I love all the rooms in my house, and besides—
People I love are trapped in every room,
Choking on the smoke,
Feeling the heat.
Where should I throw my bucket of water?
There are other people watching this house burn,
People with buckets of water just like mine.
It is their house, too.
Maybe if we all throw our buckets at the flames,
Each at the room we value most—
Maybe it will be enough?
Maybe we have a prayer of putting out the fire
Before the house burns to the ground,
Before we all burn up with it,
Maybe?
Or maybe not.
So where should I throw my bucket of water?
And then, it came to me. If we don’t have a democracy, we can’t save any of the rooms in the house. If we don’t “preserve, protect, and defend” the Constitution, then everything else is lost, and our house will be destroyed. So that is where I will throw my bucket of water.
To do this, I will read the Constitution, transcribe it onto fabric, then carefully and painstakingly stitch it, word by word, letter by letter, onto large panels of cloth, and eventually join them side by side by side. It will take me many months, maybe even years, to embroider the 7591 words that comprise the Constitution, the Bill of Rights, and the other amendments. I will regularly share my progress, slow though it may be, here and on various social media platforms, so that other people may see and read and perhaps be inspired to fight for this document that is absolutely central to, well, everything.
There will be one or two other components of this project, including a crowd-sourced community stitching project, but I’m not quite ready to reveal those—watch this space!
This is a massively ambitious project, and I admit at the outset that I might not be equal to it, that I might run out of steam long before it’s done.

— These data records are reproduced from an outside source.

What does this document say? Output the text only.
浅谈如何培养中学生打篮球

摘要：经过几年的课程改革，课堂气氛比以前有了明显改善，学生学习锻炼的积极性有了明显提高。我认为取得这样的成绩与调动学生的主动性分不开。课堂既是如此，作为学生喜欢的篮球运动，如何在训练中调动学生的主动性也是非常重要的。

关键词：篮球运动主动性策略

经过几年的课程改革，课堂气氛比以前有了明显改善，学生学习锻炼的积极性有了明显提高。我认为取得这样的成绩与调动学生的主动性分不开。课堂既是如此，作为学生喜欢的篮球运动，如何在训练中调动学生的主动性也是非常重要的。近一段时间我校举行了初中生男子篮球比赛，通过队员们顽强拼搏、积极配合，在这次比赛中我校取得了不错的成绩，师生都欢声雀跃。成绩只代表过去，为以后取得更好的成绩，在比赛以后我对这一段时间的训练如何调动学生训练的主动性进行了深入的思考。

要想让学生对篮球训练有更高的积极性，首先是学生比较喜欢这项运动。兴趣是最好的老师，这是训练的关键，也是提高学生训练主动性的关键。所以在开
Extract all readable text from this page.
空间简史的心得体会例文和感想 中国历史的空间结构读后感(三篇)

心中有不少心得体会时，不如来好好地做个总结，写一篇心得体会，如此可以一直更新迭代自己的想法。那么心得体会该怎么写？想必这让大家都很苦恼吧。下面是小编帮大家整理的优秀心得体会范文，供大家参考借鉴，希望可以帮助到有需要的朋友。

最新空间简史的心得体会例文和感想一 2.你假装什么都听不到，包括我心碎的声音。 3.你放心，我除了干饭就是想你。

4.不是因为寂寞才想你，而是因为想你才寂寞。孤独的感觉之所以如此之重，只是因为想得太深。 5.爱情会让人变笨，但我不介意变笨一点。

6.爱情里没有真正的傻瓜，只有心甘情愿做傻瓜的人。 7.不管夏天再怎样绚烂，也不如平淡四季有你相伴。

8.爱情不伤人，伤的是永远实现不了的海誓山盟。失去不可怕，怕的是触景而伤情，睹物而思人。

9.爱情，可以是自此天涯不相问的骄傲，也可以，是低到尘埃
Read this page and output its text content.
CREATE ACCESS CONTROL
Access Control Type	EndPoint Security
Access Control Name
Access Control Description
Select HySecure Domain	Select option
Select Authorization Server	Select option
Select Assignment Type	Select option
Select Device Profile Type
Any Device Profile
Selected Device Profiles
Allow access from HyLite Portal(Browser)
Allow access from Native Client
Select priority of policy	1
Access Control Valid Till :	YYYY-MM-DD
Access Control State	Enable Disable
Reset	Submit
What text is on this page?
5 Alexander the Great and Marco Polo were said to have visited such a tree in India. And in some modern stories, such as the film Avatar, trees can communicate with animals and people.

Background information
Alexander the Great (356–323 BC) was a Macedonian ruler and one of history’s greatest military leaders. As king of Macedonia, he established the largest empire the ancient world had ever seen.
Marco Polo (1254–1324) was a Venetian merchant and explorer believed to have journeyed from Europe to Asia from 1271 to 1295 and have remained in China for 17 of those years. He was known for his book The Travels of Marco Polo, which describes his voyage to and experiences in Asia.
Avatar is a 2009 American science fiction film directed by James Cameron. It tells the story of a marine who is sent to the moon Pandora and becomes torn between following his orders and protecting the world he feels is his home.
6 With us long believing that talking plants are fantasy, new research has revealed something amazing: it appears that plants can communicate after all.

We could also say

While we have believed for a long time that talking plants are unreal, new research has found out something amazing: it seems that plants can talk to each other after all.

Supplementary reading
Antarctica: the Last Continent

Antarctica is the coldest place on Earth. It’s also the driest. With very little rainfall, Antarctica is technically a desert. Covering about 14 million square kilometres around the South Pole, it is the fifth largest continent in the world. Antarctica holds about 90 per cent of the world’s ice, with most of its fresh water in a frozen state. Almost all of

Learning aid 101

If we lose our democracy and the country descends into authoritarianism and dictatorship, then this project will stand as my statement of resistance and defiance. And if we are successful in preserving democracy and defeating those that threaten it, then this project will represent the ideas and ideals embodied in the Constitution that will have united us, and will inspire us in the future not only to take better care of our democracy and not take our rights and freedoms for granted, but also to be sure that in the United States that comes AFTER Trump, those rights and freedoms must be shared by us all.